Писатель и дикая природа
Я очень люблю наш климат. Хотя понял это не так давно. Долгое время жил ощущением других людей, что наша погода минимально пригодна для жизни. В какой-то степени это так и есть. Однако, очень много зависит от личного восприятия или, как сейчас говорят — оптики.
Смена погодных настроений помогает встрепенуться, «очухаться» от увязание в однообразии времён года. Жара, жара, жара... Дождь, дождь, дождь... У меня это вызывает уныние и апатию. Мне нужны перемены! Хотя бы в погоде. Контрастные времена года в Средней полосе это моё всё. Каждая ипостась природы вносит свой элемент в характер и отношение к жизни.
Возможно я корнями глубоко пророс в трансцендентный чернозём, подразумеваю — родину, Малую Родину, а не вот это вот всё... И не мыслю себя иначе, в отрыве от однообразных пейзажах, в которых всегда нужно искать изюминку, нечто необыкновенное в будничном.
Медитативность чернозёмных равнин о которых не говорят с придыханием и восторгом, как никакая другая местность приглашает к концентрации на любом объекте, кроме неё самой. Она самоустраняется, позволяя остаться наедине с собой.
В общем-то я смело могу тебя причислить коренным обитателям среднерусской равнины, представителем глубинного народа. Но если честно говорить то от этих определений меня тошнит. Но невзирая на такое моё чувство, в этих определениях есть безусловная доля правды.
Вообще по моим наблюдениям которые я делал в течение всей своей жизни, наиболее ярко если можно так сказать о жизни в глубинке, она проявляет себя как раз таки на берегах малых рек, бескрайних полей, грунтовых дорог, безымянных урочищ и небольших лесов. В этой жизни нет судьбоносных масштабов, которые возбуждают наш интерес к происходящему в обществе событию. Тут всё скромно, тихо, незаметно, но не менее драматично, чем можно увидеть где-либо ещё.
Чернозёмный человек мощно сращен с благодатной почвой. Она даёт ему очень бурный рост, который человек не в состоянии обуздать, осознать от чего он часто перерастает и гибнет. Гибнет от собственной мощи, которая часто направлена какую-то пропасть и безысходность собственной жизни, которую он наслаждаясь и истязая себя одновременно, доводит себя до исступления и гибели. Вся тяжесть существования чаще ещё дальше отбрасывает человека о нравственной крепости, чем упрочивает его стремление взобраться на неё.
Инструментов для этого предостаточно от обычной водки, неуёмного труда, плохого здоровья и болезненной смиренности. Последний один из важных буквально базовых свойств характера человека средней полосы. Когда бурный рост данный от природы, человек подавляет таким страшным болезненным смирением, его буквально разрывает и он безуспешно пытается подавить в себе бунтарский характер и разросшуюся до боли смиренность.
Когда-то очень давно в один из кризисных периодов уже осознанной жизни, я нашёл выход в тесном взаимодействии с окружающей меня природой. И это помогло мне справиться с кризисом. Это было в юности и я постепенно ушёл от этого и потихонечку перешел в другие сферы жизни, ближе к социуму и дальше от дикой природы.
Однако случился ещё один перелом и в двадцать втором году, я ощутил себя погрузившимся безвременье как и многие другие и совершенно потерял понимание того, куда двигаться дальше и снова обратился к дикой природе.

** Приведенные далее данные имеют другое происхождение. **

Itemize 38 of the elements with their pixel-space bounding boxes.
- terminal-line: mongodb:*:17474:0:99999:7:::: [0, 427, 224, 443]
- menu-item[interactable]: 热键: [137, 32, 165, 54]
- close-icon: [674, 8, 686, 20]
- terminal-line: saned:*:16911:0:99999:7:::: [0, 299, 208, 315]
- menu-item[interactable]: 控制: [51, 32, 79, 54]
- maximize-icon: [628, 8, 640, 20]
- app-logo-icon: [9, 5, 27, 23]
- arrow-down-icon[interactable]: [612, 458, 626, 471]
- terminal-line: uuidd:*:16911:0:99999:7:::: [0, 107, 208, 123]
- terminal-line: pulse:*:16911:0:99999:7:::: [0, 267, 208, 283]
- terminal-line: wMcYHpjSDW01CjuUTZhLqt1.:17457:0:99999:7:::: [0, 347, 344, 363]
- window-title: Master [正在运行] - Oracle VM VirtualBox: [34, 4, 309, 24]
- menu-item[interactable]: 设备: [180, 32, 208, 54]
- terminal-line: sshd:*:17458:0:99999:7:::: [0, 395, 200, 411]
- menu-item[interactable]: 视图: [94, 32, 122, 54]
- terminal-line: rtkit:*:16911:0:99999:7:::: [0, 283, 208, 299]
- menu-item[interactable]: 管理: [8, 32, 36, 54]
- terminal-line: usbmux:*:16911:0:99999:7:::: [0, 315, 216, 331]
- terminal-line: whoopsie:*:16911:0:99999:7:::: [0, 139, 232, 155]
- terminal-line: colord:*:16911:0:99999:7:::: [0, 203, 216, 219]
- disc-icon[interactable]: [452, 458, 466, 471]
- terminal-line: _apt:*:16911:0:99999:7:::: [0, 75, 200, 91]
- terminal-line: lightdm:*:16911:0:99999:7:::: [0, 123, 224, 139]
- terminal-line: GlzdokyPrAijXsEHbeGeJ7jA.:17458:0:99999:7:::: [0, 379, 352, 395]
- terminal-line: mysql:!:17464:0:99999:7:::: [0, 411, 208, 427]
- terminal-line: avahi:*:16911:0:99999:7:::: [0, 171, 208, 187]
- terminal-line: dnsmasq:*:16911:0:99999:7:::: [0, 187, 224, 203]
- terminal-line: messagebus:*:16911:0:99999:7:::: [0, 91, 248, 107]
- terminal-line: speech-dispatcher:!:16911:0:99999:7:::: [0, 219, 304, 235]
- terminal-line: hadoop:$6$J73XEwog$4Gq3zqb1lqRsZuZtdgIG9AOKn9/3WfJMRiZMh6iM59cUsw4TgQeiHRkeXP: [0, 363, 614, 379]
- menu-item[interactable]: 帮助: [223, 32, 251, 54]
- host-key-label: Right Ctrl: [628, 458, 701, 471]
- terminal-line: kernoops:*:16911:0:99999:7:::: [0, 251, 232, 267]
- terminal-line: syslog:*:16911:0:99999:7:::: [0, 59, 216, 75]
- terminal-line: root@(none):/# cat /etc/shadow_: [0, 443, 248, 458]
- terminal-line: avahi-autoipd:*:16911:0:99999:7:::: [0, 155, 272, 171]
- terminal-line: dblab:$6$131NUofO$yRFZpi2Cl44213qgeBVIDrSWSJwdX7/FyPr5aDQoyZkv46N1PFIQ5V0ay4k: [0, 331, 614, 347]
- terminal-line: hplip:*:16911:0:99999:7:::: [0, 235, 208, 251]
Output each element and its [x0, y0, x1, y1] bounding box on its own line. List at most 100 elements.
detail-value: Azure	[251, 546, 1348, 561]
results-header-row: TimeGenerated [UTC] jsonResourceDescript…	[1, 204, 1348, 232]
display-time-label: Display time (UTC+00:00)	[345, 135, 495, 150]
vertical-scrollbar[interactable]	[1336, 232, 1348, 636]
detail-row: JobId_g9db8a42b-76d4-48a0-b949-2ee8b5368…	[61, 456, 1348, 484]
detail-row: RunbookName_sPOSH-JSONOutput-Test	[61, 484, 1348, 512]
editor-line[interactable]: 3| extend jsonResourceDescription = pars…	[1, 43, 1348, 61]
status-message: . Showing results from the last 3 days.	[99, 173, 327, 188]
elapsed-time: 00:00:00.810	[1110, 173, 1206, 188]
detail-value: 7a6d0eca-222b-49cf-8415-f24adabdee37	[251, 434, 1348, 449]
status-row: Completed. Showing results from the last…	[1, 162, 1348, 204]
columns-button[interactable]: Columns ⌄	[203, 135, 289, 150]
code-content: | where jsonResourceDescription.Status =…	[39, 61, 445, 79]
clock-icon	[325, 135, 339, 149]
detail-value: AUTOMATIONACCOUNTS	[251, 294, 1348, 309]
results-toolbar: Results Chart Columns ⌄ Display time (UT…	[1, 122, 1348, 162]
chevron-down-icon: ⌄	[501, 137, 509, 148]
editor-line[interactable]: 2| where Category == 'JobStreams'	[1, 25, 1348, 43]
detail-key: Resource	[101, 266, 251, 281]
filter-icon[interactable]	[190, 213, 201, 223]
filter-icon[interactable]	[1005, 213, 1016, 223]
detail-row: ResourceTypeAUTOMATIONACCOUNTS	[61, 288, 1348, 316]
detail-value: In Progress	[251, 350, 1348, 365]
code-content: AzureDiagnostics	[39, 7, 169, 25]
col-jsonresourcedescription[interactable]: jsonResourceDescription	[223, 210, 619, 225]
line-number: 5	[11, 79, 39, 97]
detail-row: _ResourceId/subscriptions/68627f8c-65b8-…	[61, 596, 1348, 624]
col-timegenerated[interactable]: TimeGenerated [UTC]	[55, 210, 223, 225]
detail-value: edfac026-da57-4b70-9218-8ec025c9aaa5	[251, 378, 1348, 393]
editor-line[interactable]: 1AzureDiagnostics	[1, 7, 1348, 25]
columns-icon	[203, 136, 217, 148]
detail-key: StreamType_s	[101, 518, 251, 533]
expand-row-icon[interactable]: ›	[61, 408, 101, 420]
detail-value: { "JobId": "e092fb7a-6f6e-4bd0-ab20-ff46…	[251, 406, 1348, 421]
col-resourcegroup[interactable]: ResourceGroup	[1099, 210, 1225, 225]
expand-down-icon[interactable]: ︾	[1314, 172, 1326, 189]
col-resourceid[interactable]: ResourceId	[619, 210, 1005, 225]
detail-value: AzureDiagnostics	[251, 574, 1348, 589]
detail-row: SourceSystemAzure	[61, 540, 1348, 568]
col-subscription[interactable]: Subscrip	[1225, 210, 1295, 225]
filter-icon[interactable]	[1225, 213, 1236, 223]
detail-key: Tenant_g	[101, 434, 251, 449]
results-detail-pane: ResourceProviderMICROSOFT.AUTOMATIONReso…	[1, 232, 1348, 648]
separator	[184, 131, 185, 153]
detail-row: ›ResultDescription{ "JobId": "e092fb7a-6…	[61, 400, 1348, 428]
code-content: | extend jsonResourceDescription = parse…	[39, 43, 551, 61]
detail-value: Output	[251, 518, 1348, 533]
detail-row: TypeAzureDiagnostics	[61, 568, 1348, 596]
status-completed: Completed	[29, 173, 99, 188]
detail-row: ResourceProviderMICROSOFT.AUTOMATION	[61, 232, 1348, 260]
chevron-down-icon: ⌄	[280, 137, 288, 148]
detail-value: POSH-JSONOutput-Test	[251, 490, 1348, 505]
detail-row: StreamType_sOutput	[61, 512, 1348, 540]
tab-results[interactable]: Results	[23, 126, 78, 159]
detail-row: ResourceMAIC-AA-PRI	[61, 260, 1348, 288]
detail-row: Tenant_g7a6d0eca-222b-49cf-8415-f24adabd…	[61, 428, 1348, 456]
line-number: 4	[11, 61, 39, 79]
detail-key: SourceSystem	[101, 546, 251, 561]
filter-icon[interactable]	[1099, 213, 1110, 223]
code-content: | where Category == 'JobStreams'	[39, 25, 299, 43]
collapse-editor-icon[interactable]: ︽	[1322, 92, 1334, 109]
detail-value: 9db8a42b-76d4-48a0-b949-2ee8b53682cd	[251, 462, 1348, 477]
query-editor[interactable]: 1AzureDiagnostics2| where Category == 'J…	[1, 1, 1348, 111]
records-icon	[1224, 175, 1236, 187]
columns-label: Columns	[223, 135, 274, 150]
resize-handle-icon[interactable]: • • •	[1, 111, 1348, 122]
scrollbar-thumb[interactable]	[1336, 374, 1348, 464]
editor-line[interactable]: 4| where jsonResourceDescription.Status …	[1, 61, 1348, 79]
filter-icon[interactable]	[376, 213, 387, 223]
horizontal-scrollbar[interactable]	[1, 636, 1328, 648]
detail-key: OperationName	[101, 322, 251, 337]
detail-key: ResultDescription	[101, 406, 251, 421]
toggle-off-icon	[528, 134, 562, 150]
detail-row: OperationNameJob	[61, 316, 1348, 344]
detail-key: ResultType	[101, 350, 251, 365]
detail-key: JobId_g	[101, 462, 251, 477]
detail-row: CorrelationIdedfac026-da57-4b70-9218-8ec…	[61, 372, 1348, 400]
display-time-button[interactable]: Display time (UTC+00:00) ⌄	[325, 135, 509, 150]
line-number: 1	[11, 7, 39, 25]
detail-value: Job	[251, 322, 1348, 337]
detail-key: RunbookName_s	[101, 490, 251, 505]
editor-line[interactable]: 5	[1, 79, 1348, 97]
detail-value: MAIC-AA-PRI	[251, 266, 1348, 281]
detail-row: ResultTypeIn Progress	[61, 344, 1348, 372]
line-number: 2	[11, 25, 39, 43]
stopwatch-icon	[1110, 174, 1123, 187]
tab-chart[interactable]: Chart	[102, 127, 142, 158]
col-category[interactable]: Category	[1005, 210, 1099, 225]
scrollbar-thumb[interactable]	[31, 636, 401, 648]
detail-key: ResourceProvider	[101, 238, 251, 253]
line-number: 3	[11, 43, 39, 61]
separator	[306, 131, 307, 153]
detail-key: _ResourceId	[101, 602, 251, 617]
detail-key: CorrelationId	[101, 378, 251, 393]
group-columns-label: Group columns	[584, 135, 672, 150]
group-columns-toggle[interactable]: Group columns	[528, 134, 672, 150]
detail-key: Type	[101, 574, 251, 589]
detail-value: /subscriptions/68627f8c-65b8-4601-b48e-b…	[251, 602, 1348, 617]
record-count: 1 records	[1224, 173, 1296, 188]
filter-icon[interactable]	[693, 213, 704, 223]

Когда-то, лет пять назад, я написал рассказ. В нём рассказал о небольшом происшествии в деревне на берегу самой обычной почти безымянный с точки зрения географии реки. Тогда его опубликовал и не то чтобы к нему пробудился интерес общественности. Но одна моя знакомая его прочитав, сказал, что в этом рассказе есть какая-то незаконченность. Конечно это можно было бы обосновать как литературный приём, но я подумал, что было бы неплохо облачить этот рассказ в более полновесное повествование, тем более, что материала предостаточно.
Так и начал писать. Исходил из того что я вижу вокруг, опирался на свои заметки, вспоминал наблюдения, которые делал работая в небольшой малой тиражной газете. По щепотке собрались в руках горсти нашего чернозёмного бытия, которые нужно было собрать вокруг единого сюжета. Я до сих пор работаю над этим произведением. До сих пор не определил его форму, но с другой стороны это перестало быть важным...
Мне сложно сказать когда я закончу свой текст, это даже для меня вопрос. И здесь есть наша особая черта некоторой среднерусской апатичности, неспешности. Но помимо каких-то философских, местных тонкостей, конечно я отмечаю и сложность технического исполнения. Приходится держать в голове массу информации, которую нужно привести в структуре. Это сложно. Иногда месяцами не касаюсь текста, который является одной из главных задач в текущий момент жизни. То ради чего я отказался от многих благ, которые предлагала мне жизнь.